At times, many people display a degree of credulity which is somewhat startling even by seventeenth-century standards. Careful reasoning, exact argumentation, and liberality of spirit are joined with uncritical speculation, unscholarly interpretation, and fanciful legends to a degree which bewilders and confuses the modern reader. These characteristics are interesting and important though many of their ideas are, difficult and often very tedious. To ignore these ideas, however, is to run the risk of misunderstanding and grossly oversimplifying the history of British speculative ideas and moral attitudes, which are too often take to be wholly dominated by empiricist and utilitarian concepts. Undoubtedly, too, for all the vagaries, the general effect is to increase human’s confidence in rationality and their willingness to tolerate beliefs with which they disagreed. Stop listening to the tyranny of your individual natural life and win freedom into the spiritual life. The Savior has set us free from sin, but this is the freedom that comes from being set free from myself by the Son. We tend to rely on our own energy instead of being energized by the power that comes from identification with Christ.
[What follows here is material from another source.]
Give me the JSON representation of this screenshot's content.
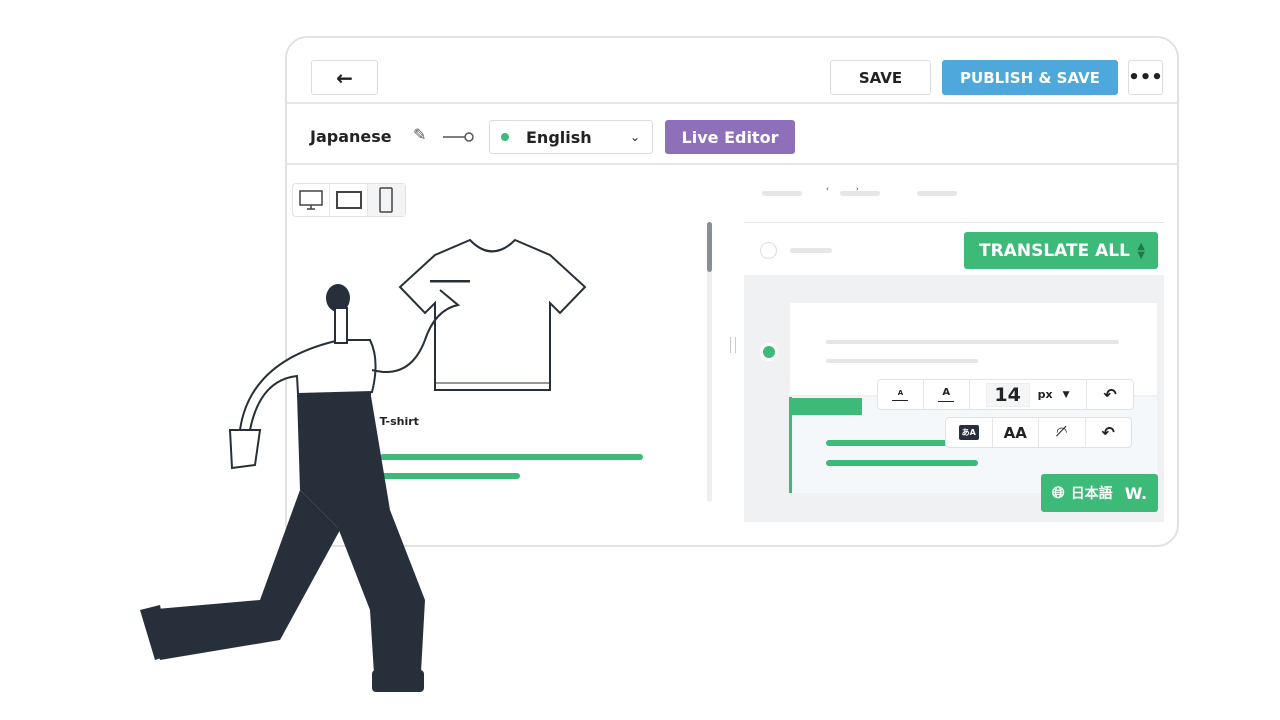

In movies and television shows, the specificity of the language that is used in rehearsal extents to the actors’ offstage speech. Their talk is riddled with the expressions from films and that sometimes if you are confusing your emotional experiences with your judgments, your work becomes vague. If you ask an actor, “How did that feel?” they will immediately say: “It felt good” or “That felt bad.” Both of those are judgements. So, we never say, “How did that feel?” at the end of a scene, because it invites them to go to the judgment part of their brain. Instead, when Ryan Phillippe directs a production he asks, “Did you notice any specific feelings that came up for you doing that scene?” That way they learn to name emotional experiences: “I felt angry when he said that.” “I felt scared when he looked at me and my heart started to hurt.” Becoming embodied helps actors realize that they have many different emotions. The more they notice, the more curious they get. They have to learn to speak so that can be heard. Their final performance means facing the community. Actors step out into the World, and experience another level of vulnerability, danger, or safety, and they find out how much they can trust themselves. #RyanPhillippe 5 of 6

Gradually the eagerness to succeed, to show that they can do it, takes over. There comes a point when an actor sense their intrinsic value of the experience of their jobs and as members in the community. Therapy and acting are intuition at work. They are different forms of research, where one strives to step outside of one’s own personal experience, even outside of their own bodies to test the objective validity of assumptions. What makes therapy effective is deep, subjective resonance and that deep sense of truth and veracity that lives in the body. Actors are able to combine the rigor of scientific methods, religion, and research with the power of embodied intuition to make their performances seem more real than your daily lives. We are on the verge of becoming a trauma-conscious society. Almost every day one of my colleagues published another report on how trauma disrupts the workings of mind, brain, and body. When it comes to healing ourselves, it is beneficial to be cautious. We become aware of all the guilt-mongers in our life and their deleterious influences. The true test of a saint’s life is not successfulness but faithfulness on the human level of life. We tend to set up success in Christian work as our purpose, but our purpose should be to display the glory of God.